Long known as a community of revolutionaries and guerillas, the barrio was one of the first communities to receive titles to their land and houses, and to install community gas, water and sewer systems. Social programs instituted by the Chavez government have flourished here, and so have independent community media organizations such as the Cordinadora Simon Bolivar and the website El23.net. Both organizations seek to provide positive community news, and educational material, promote community involvement and media for the community by the community.
Both the radio, La Emisora Libre al Son del 23 de Enero and its home, La Casa de Encuentro Freddy Parra (the Freddy Parra Meeting House), as well as the magazine "Desafio" are projects of the Cordinadora Simon Bolivar, a force for community activism and social change in Caracas’ historically rebellious barrio. We spoke with Cordinadora member and social worker, Juan Contreras and El23.net editor and community activist Gustavo Borges about the community, the radio, the internet, their histories and hopes for the revolutionary government of Hugo Chavez.
Benjamin Dangl: Can you comment on your opinion of the larger media operations in Venezuela?
Juan Contreras: They are intolerant monopolies.
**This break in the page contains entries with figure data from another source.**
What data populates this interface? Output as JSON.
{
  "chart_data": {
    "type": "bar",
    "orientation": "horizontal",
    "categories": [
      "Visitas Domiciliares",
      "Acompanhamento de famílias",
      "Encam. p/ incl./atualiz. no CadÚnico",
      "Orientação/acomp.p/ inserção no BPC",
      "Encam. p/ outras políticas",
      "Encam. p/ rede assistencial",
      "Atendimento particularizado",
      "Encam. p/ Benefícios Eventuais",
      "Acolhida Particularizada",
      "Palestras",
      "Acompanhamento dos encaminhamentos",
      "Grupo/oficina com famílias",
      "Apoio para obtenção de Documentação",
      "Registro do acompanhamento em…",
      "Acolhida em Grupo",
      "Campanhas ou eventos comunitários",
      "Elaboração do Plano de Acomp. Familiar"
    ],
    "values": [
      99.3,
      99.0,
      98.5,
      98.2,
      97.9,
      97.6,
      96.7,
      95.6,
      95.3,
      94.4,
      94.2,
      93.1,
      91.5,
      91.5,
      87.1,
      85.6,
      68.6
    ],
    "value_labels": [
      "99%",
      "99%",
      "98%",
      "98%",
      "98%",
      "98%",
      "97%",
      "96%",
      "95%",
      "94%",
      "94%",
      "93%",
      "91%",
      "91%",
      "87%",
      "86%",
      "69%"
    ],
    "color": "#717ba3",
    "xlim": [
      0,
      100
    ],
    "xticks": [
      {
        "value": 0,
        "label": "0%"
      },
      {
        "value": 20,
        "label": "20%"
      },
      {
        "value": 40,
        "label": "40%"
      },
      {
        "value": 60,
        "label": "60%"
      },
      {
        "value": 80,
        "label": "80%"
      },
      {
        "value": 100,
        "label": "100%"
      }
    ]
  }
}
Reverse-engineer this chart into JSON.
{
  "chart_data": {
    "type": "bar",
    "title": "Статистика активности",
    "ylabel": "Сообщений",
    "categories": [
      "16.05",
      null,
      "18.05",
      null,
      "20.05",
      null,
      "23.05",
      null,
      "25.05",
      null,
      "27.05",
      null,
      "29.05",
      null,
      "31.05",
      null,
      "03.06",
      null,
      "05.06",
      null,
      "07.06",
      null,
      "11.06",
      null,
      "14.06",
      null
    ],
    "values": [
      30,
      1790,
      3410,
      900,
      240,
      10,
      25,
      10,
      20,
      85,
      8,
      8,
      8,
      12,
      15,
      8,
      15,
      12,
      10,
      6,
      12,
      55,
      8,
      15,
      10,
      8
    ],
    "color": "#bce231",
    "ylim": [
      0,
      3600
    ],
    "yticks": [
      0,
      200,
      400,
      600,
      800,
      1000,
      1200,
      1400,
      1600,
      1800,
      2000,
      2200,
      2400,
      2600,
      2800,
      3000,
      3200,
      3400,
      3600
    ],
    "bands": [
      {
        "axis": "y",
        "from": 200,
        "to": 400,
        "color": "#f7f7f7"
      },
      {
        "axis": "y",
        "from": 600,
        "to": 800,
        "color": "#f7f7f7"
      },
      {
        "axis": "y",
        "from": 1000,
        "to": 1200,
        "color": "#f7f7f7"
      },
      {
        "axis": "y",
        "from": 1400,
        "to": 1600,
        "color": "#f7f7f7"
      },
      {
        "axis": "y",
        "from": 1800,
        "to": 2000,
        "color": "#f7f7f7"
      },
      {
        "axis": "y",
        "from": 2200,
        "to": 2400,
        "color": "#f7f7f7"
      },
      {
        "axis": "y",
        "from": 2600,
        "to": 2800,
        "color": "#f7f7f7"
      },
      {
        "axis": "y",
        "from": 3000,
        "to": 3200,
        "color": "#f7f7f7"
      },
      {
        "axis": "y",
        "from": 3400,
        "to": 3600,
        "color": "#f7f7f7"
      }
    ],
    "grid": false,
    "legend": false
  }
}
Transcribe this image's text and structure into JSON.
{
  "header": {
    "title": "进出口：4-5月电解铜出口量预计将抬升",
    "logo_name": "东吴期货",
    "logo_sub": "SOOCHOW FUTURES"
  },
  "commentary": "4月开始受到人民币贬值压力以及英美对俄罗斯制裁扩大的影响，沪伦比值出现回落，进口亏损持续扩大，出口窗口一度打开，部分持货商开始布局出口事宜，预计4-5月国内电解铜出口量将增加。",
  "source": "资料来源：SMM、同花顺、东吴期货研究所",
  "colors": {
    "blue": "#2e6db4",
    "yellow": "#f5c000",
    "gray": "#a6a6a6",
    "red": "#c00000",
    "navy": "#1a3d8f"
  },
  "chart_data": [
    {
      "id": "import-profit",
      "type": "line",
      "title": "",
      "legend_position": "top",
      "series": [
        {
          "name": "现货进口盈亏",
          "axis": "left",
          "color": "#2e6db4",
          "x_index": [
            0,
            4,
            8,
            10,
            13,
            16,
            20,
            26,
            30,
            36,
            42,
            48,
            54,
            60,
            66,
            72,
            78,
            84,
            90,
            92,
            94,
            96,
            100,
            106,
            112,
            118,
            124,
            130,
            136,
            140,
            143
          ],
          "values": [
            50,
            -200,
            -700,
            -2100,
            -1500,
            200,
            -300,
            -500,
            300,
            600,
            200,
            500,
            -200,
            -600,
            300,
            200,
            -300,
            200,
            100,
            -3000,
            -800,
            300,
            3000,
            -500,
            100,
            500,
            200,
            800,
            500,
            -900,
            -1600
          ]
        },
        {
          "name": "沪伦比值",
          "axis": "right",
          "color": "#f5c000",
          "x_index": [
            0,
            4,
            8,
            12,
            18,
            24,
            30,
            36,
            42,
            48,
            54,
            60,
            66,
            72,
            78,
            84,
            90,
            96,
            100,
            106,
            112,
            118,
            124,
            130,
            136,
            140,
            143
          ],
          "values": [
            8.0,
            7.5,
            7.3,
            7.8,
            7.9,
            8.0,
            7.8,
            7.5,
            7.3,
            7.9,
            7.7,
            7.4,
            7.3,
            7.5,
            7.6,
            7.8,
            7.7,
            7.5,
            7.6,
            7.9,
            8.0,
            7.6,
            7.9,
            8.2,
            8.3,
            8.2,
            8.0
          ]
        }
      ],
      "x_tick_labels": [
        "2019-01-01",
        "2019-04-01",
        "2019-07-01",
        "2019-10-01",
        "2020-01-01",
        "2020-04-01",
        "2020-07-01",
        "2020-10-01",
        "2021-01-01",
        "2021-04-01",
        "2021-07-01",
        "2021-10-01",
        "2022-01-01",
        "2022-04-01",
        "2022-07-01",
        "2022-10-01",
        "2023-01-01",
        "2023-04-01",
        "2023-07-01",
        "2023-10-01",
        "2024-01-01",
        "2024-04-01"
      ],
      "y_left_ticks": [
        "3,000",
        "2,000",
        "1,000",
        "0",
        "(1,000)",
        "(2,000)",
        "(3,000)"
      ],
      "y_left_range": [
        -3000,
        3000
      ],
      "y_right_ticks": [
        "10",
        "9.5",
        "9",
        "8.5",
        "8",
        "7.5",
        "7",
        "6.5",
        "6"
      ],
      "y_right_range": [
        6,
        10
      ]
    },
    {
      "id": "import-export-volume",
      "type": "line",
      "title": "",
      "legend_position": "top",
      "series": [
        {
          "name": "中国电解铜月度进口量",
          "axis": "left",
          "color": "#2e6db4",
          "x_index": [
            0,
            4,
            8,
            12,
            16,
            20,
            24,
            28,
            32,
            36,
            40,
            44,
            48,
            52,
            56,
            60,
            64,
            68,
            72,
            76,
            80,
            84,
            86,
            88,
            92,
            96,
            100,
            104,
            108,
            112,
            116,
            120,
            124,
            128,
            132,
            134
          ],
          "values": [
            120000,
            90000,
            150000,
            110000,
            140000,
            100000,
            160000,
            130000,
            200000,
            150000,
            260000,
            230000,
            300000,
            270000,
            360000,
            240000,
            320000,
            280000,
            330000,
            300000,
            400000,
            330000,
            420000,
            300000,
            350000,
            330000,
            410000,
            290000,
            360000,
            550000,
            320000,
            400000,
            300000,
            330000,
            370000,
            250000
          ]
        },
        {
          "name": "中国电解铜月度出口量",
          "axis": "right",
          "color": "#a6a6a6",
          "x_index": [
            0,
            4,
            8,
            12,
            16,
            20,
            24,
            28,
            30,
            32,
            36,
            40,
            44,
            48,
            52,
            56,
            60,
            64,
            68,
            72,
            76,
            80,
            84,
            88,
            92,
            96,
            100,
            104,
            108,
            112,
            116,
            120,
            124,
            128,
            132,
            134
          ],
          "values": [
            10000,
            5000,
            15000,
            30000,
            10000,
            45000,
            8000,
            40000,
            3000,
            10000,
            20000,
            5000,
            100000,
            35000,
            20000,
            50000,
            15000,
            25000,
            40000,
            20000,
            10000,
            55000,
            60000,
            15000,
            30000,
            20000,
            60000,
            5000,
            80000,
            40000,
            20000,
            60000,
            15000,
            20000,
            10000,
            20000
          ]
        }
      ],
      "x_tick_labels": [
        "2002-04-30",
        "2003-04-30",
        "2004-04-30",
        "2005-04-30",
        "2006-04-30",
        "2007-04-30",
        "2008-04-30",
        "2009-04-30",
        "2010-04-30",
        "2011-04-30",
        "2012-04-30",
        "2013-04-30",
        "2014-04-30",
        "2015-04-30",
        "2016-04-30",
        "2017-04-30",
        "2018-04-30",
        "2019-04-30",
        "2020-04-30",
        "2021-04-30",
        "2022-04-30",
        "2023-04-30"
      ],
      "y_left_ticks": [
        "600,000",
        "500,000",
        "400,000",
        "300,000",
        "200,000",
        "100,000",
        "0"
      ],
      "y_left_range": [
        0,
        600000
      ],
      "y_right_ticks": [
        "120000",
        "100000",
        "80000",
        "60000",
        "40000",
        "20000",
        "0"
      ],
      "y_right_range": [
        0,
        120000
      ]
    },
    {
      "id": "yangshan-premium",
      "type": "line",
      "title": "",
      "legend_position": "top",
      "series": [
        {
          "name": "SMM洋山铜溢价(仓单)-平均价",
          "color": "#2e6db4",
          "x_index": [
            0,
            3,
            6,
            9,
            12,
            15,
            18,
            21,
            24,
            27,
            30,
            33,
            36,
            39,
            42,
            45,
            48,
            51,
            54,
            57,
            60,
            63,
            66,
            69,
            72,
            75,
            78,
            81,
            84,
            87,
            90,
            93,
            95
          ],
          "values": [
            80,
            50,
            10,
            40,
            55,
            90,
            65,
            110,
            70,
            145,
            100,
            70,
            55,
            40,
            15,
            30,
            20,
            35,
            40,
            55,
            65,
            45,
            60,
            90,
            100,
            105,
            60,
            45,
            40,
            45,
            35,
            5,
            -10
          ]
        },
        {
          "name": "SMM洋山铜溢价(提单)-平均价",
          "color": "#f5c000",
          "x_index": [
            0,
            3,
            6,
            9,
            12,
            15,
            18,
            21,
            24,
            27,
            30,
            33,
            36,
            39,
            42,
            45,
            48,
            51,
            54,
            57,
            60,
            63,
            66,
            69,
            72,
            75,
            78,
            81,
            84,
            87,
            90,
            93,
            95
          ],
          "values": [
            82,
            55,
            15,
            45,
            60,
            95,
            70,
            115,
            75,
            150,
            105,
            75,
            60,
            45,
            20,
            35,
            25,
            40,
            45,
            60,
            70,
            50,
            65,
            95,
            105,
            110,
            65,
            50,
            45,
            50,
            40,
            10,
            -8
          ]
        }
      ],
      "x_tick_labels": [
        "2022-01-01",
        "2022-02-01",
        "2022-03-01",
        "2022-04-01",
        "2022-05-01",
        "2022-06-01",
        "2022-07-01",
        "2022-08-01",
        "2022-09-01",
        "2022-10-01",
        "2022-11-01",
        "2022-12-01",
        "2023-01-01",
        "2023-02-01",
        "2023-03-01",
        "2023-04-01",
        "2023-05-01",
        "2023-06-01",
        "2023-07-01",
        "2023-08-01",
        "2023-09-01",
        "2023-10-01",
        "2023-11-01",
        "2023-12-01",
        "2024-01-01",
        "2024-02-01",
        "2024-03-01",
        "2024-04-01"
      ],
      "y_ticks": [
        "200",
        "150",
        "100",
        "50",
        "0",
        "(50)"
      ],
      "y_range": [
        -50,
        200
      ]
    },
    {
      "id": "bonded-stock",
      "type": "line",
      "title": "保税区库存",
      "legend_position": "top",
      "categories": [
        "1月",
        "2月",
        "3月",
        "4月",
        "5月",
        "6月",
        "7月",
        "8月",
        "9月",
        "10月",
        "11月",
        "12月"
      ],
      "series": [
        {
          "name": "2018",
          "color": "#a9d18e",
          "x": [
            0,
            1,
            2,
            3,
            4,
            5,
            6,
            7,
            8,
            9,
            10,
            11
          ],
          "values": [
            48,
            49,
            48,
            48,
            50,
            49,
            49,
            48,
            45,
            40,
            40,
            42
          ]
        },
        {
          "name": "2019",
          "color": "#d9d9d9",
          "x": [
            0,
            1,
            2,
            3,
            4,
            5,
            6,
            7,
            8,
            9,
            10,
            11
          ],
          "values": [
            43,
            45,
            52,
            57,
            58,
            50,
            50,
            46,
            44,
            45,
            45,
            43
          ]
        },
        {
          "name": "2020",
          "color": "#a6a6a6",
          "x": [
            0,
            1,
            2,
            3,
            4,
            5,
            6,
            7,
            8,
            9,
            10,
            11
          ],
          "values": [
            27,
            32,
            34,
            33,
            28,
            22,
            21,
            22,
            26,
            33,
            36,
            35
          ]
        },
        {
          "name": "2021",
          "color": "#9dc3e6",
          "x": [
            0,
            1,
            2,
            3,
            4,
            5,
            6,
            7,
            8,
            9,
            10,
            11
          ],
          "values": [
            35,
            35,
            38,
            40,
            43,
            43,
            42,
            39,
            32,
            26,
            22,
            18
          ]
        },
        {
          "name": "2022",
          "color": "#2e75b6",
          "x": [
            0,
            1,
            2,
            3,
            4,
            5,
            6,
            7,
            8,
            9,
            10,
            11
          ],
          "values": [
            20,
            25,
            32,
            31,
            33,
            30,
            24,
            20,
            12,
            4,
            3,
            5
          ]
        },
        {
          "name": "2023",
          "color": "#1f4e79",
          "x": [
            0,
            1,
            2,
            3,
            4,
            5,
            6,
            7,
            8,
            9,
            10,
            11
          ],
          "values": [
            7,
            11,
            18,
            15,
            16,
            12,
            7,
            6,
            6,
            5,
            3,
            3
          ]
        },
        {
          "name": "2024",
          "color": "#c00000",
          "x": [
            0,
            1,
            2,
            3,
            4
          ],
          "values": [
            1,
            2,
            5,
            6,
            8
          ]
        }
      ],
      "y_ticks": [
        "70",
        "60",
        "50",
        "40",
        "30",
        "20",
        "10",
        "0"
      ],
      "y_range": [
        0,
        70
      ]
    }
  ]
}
Even after 7 years of the revolutionary process they are still resisting change, they have manipulated information terribly about what is really happening. They have changed the ethics of journalism from the idea of informing, communicating the truth, into a discursive criticism, into conspiratorial criticism. The profession of journalism in this moment is run by these bourgeois companies, the people who have all the money and a lot of power in this country. They are twisting everything that’s really going on; they are “disinforming” people, and they have sold themselves to this diabolic campaign, the coup, conspiracy and destabilization. The corporations don’t permit the media to tell the truth about what is happening in this part of the hemisphere, particularly in Venezuela.